- A Associação das Unidades de Saúde Familiar (USF-AN) defende uma gestão ativa das listas de utentes pelos cuidados primários, para corrigir injustiças acumuladas.
- A gestão ativa deve ser um instrumento de boa governação clínica, proximidade e justiça distributiva, não apenas uma operação administrativa à distância.
- Dados do SNS indicam que, em março, 1.624.358 utentes não tinham médico de família, aumentando desde julho de 2025, com 1.508.414 nessa situação naquela altura.
- Propõe-se que, nos concelhos com carências de médicos de família, haja uma unidade funcional responsável pela inscrição e resposta dos utentes sem equipa de saúde familiar, com mecanismos locais de inscrição baseados em critérios públicos.
- Sugere-se ainda redistribuição entre unidades locais de saúde (ULS) de utentes sem equipa de família, maior envolvimento das autarquias e critérios de justiça social para a gestão das listas, mantendo o direito de acesso a cuidados.
A associação que representa as Unidades de Saúde Familiar (USF-AN) defendeu que as listas de utentes devem ser geridas ativamente pelos próprios cuidados primários. A medida seria, segundo a entidade, uma forma de corrigir injustiças acumuladas no acesso aos cuidados de saúde.
Segundo a USF-AN, a gestão ativa não pode ser apenas administrativa à distância, devendo constituir uma prática de boa governação clínica, com proximidade e justiça distributiva. O objetivo é que as decisões ocorram nas unidades funcionais.
A informação atual do Registo Nacional do Utente (RNU) mantém o único número de utente atribuído, com âmbito nacional, mas não resolve todas as assimetrias. O RNU continua a ser visto como base, mas não suficiente por si só.
Em março, o SNS indicou 1,624 milhões de utentes sem médico de família, cifra que tem aumentado desde julho de 2025, quando havia 1,508 milhões. O total de utentes com médico de família é superior a 9,1 milhões.
O agregado de utentes nos cuidados de saúde primários ronda os 10,8 milhões, com quase 9,1 milhões de utentes já com um médico de família atribuído. A USF-AN questiona a centralização de alterações de listas.

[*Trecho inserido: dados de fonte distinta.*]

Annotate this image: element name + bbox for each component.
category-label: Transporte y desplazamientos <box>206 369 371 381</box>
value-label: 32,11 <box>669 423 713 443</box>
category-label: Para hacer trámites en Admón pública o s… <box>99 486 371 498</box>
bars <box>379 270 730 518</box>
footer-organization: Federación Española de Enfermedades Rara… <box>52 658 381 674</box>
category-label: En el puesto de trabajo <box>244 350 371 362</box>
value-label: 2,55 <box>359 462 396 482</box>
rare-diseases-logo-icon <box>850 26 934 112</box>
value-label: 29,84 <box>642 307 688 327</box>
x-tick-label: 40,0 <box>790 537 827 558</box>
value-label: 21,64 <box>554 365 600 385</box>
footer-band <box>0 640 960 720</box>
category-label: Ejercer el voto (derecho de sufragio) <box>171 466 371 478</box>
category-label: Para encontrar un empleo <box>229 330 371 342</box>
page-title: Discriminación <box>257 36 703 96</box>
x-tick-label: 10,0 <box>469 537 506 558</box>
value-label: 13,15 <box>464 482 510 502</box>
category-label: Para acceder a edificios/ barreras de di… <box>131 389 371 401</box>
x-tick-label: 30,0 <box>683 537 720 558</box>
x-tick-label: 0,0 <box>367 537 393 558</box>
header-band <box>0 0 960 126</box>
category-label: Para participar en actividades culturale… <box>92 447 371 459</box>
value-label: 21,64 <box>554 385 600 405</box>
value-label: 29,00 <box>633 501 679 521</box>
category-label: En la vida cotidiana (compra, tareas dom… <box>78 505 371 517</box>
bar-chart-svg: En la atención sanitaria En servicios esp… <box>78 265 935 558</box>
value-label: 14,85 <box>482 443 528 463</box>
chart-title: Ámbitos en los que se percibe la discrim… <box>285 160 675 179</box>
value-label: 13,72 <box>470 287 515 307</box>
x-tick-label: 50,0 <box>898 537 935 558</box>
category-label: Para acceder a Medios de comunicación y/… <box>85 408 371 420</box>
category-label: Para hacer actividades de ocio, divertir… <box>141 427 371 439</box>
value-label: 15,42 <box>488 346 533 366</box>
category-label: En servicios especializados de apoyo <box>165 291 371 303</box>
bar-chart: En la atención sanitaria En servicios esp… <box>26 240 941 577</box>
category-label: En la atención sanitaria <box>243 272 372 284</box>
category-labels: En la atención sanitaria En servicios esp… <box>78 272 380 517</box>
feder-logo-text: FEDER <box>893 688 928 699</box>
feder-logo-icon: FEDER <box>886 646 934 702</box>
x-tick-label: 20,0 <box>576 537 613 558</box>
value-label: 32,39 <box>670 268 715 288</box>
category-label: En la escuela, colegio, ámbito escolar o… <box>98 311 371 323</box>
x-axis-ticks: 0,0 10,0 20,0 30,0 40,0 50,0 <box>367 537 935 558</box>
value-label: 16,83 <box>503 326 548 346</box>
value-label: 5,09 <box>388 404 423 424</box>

Proposta de funcionamento e autonomia das USF
A proposta aponta que a gestão de listas deve ocorrer nas próprias unidades funcionais, com monitorização pelos Departamentos de Gestão de Cuidados de Saúde Primários das ULS. A autonomia das USF é defendida para evitar alterações administrativas centralizadas.

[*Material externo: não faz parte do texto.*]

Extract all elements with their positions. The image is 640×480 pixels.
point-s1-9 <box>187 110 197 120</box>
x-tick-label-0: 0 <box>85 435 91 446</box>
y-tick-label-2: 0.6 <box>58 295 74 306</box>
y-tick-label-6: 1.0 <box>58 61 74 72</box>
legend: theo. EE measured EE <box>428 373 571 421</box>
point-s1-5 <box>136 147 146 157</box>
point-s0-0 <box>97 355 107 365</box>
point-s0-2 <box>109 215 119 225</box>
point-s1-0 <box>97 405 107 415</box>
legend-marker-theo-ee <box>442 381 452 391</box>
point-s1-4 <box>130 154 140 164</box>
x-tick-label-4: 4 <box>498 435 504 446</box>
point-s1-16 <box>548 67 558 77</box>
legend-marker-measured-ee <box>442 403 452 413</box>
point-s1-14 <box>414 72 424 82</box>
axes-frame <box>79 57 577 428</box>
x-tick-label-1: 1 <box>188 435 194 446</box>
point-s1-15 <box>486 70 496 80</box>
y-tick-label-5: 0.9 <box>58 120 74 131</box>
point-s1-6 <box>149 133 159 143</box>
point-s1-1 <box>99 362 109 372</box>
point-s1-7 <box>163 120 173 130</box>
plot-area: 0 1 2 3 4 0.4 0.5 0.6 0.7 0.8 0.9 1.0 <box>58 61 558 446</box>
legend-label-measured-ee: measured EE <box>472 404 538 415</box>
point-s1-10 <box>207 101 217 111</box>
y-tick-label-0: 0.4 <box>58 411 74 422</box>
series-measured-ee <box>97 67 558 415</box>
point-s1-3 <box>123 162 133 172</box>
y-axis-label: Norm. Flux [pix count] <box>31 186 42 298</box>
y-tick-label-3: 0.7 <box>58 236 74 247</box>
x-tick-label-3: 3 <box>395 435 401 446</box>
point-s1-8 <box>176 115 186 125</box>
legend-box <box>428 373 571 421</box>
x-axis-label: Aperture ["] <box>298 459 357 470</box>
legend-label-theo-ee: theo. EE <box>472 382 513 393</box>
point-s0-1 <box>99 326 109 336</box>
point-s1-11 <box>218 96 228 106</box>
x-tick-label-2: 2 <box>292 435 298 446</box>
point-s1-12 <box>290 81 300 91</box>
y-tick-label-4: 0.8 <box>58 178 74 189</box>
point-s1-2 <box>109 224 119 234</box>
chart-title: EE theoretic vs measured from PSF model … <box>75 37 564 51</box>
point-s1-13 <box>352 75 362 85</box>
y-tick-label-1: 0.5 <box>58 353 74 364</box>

Propõe-se, em concelho com carência de médicos, a criação de uma unidade funcional responsável pela inscrição, que responda aos utentes sem equipa de saúde familiar. Esta estrutura atuaria como retaguarda.
A ideia é permitir uma transição justa de utentes para as USF quando houver capacidade real, assegurando serviços necessários sem impedir o acesso. O foco é manter a continuidade assistencial onde possível.
Critérios, inclusão e redistribuição de utentes
Sugere-se a criação de mecanismos locais de inscrição com critérios públicos e auditáveis, orientados para a justiça social, incluindo geografia, composição familiar, vulnerabilidades, doenças crónicas, idade e antiguidade na lista.
A redistribuição entre ULS de utentes sem equipa de família também deve ser avaliada, com base na morada de residência. O envolvimento das autarquias é proposto para definir carências e estruturar incentivos.